Albert Collinson, Phylos' senior vice president of business development, characterized the agreement as long term, saying Phylos initially will be responsible for the work, "but the goal or opportunity is to transfer the technology to Avalon."

So Avalon, of Gaithersburg, Md., will have a limited nonexclusive license to use PROfusion, a system designed to select proteins and peptides with desired properties.

Neither company would discuss the specific financial terms of the agreement. Phylos, however, released a prepared statement saying it will receive research funding and, if applicable, milestone payments during the term of the initial agreement. In addition, Phylos would receive annual technology licensing fees if Avalon exercises the right to license.

Any drug-protein interaction assays resulting from the deal will be incorporated into Avalon's genomics technology platform for screening large libraries of small-molecule chemicals to determine their effect on multiple markers for drug activity.

"Avalon, as a company, has a very exciting system for developing novel chemical reagents. What they don't always know is what those agents bind to, in terms of interesting targets," Collinson told BioWorld Today. "This is really a combination of Avalon's expertise in small-molecule chemistry and Phylos' ability to display proteins that really makes this a perfect match."

Collinson said the technology will allow Avalon to cross many disease sectors, but Kenneth Carter, Avalon's CEO, told BioWorld Today that the company focuses primarily on treatments for cancer.

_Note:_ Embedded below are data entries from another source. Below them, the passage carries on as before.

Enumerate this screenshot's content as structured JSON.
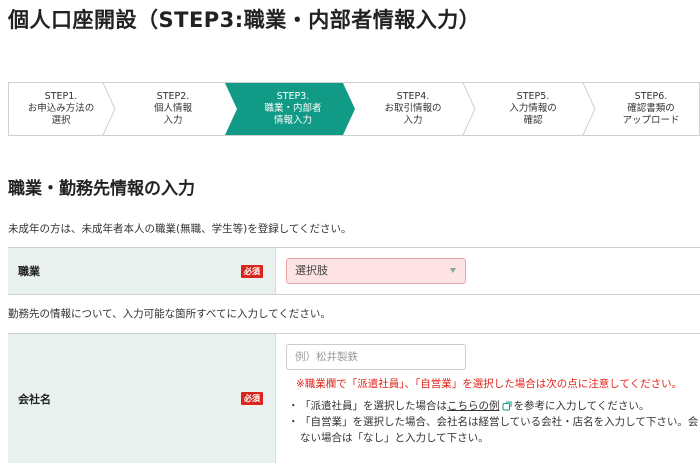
{
  "page_title": "個人口座開設（STEP3:職業・内部者情報入力）",
  "steps": [
    {
      "line1": "STEP1.",
      "line2": "お申込み方法の",
      "line3": "選択",
      "active": false
    },
    {
      "line1": "STEP2.",
      "line2": "個人情報",
      "line3": "入力",
      "active": false
    },
    {
      "line1": "STEP3.",
      "line2": "職業・内部者",
      "line3": "情報入力",
      "active": true
    },
    {
      "line1": "STEP4.",
      "line2": "お取引情報の",
      "line3": "入力",
      "active": false
    },
    {
      "line1": "STEP5.",
      "line2": "入力情報の",
      "line3": "確認",
      "active": false
    },
    {
      "line1": "STEP6.",
      "line2": "確認書類の",
      "line3": "アップロード",
      "active": false
    }
  ],
  "colors": {
    "active_step": "#119a85",
    "required": "#d9251d",
    "label_bg": "#e8f1ed",
    "select_bg": "#fde3e3",
    "warning": "#e0241a"
  },
  "section_title": "職業・勤務先情報の入力",
  "minor_note": "未成年の方は、未成年者本人の職業(無職、学生等)を登録してください。",
  "occupation": {
    "label": "職業",
    "required": "必須",
    "selected": "選択肢",
    "icon": "chevron-down-icon"
  },
  "workplace_note": "勤務先の情報について、入力可能な箇所すべてに入力してください。",
  "company": {
    "label": "会社名",
    "required": "必須",
    "placeholder": "例）松井製鉄",
    "warning": "※職業欄で「派遣社員」、「自営業」を選択した場合は次の点に注意してください。",
    "bullet1_before": "「派遣社員」を選択した場合は",
    "bullet1_link": "こちらの例",
    "bullet1_after": "を参考に入力してください。",
    "bullet2_line1": "「自営業」を選択した場合、会社名は経営している会社・店名を入力して下さい。会",
    "bullet2_line2": "ない場合は「なし」と入力して下さい。",
    "bullet_mark": "・",
    "link_icon": "external-link-icon"
  }
}
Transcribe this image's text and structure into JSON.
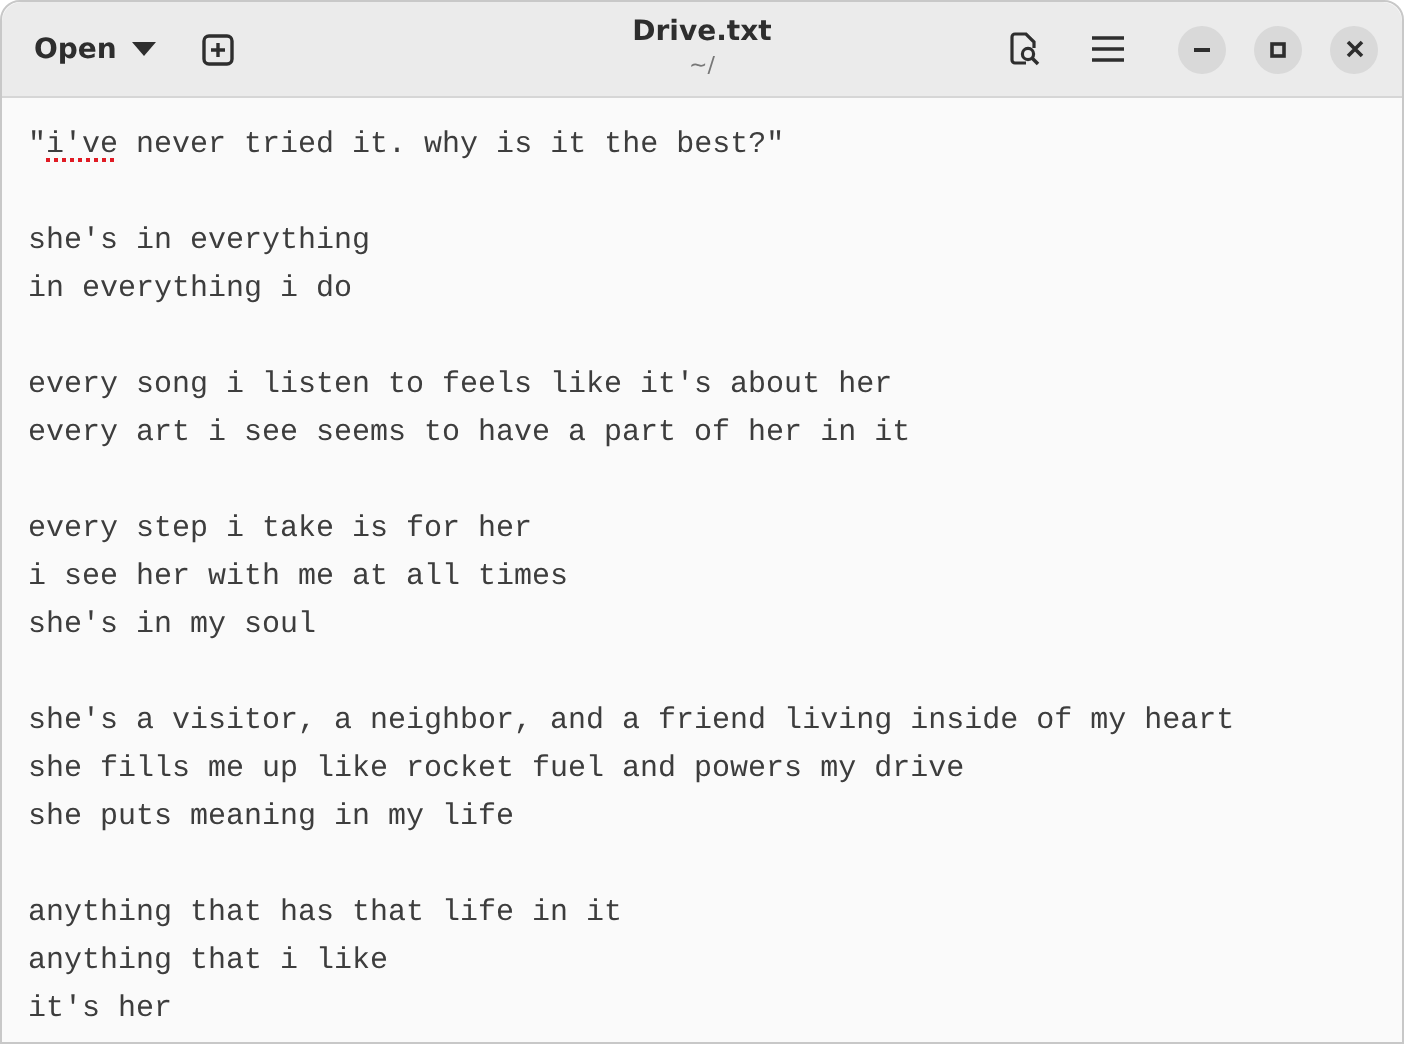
{
  "window": {
    "title": "Drive.txt",
    "subtitle": "~/"
  },
  "header": {
    "open_button": "Open"
  },
  "lines": [
    {
      "kind": "text",
      "segments": [
        {
          "text": "\"",
          "misspelled": false
        },
        {
          "text": "i've",
          "misspelled": true
        },
        {
          "text": " never tried it. why is it the best?\"",
          "misspelled": false
        }
      ]
    },
    {
      "kind": "blank"
    },
    {
      "kind": "text",
      "segments": [
        {
          "text": "she's in everything",
          "misspelled": false
        }
      ]
    },
    {
      "kind": "text",
      "segments": [
        {
          "text": "in everything i do",
          "misspelled": false
        }
      ]
    },
    {
      "kind": "blank"
    },
    {
      "kind": "text",
      "segments": [
        {
          "text": "every song i listen to feels like it's about her",
          "misspelled": false
        }
      ]
    },
    {
      "kind": "text",
      "segments": [
        {
          "text": "every art i see seems to have a part of her in it",
          "misspelled": false
        }
      ]
    },
    {
      "kind": "blank"
    },
    {
      "kind": "text",
      "segments": [
        {
          "text": "every step i take is for her",
          "misspelled": false
        }
      ]
    },
    {
      "kind": "text",
      "segments": [
        {
          "text": "i see her with me at all times",
          "misspelled": false
        }
      ]
    },
    {
      "kind": "text",
      "segments": [
        {
          "text": "she's in my soul",
          "misspelled": false
        }
      ]
    },
    {
      "kind": "blank"
    },
    {
      "kind": "text",
      "segments": [
        {
          "text": "she's a visitor, a neighbor, and a friend living inside of my heart",
          "misspelled": false
        }
      ]
    },
    {
      "kind": "text",
      "segments": [
        {
          "text": "she fills me up like rocket fuel and powers my drive",
          "misspelled": false
        }
      ]
    },
    {
      "kind": "text",
      "segments": [
        {
          "text": "she puts meaning in my life",
          "misspelled": false
        }
      ]
    },
    {
      "kind": "blank"
    },
    {
      "kind": "text",
      "segments": [
        {
          "text": "anything that has that life in it",
          "misspelled": false
        }
      ]
    },
    {
      "kind": "text",
      "segments": [
        {
          "text": "anything that i like",
          "misspelled": false
        }
      ]
    },
    {
      "kind": "text",
      "segments": [
        {
          "text": "it's her",
          "misspelled": false
        }
      ]
    }
  ]
}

Founded a little over two years ago, Avalon, a genomics-based company focused on the discovery of small-molecule drugs, raised $70 million in December in a Series B round of private equity financing. (The company started out in January 2000 following a $10 million Series A round.)

Carter said the agreement with Phylos "gives us another piece of the platform that will allow us to very quickly go from early stage discovery of different drug compounds or potential drug compounds, to something that has much more specific information with regard to how it is interacting with the cell. Therefore, it will take us much closer to preclinical work-up for individual compounds."

Avalon, which employs 55 people, also has collaborations with Compugen Inc., the U.S. arm of Tel Aviv, Israel-based Compugen Ltd., and with Cambridge, Mass.-based ImmunoGen Inc. (See BioWorld Today, April 4, 2001, and Jan. 26, 2001.)

Meanwhile, Phylos, founded in 1997 on the PROfusion technology licensed exclusively from the Massachusetts General Hospital, has generated in excess of $52 million from research collaborations and equity investments since its inception. The PROfusion technology is used in-house to develop libraries of proteins for the Binding Protein Program, the Tissue Proteome Program and the Therapeutics Program.

Phylos, a private company, has collaborated with Amgen Inc., of Thousand Oaks, Calif.; Hoechst Research & Technology GmbH (now Aventis); and Cubist Pharmaceuticals, of Lexington, Mass. Phylos also has a facility in Frankfurt, Germany.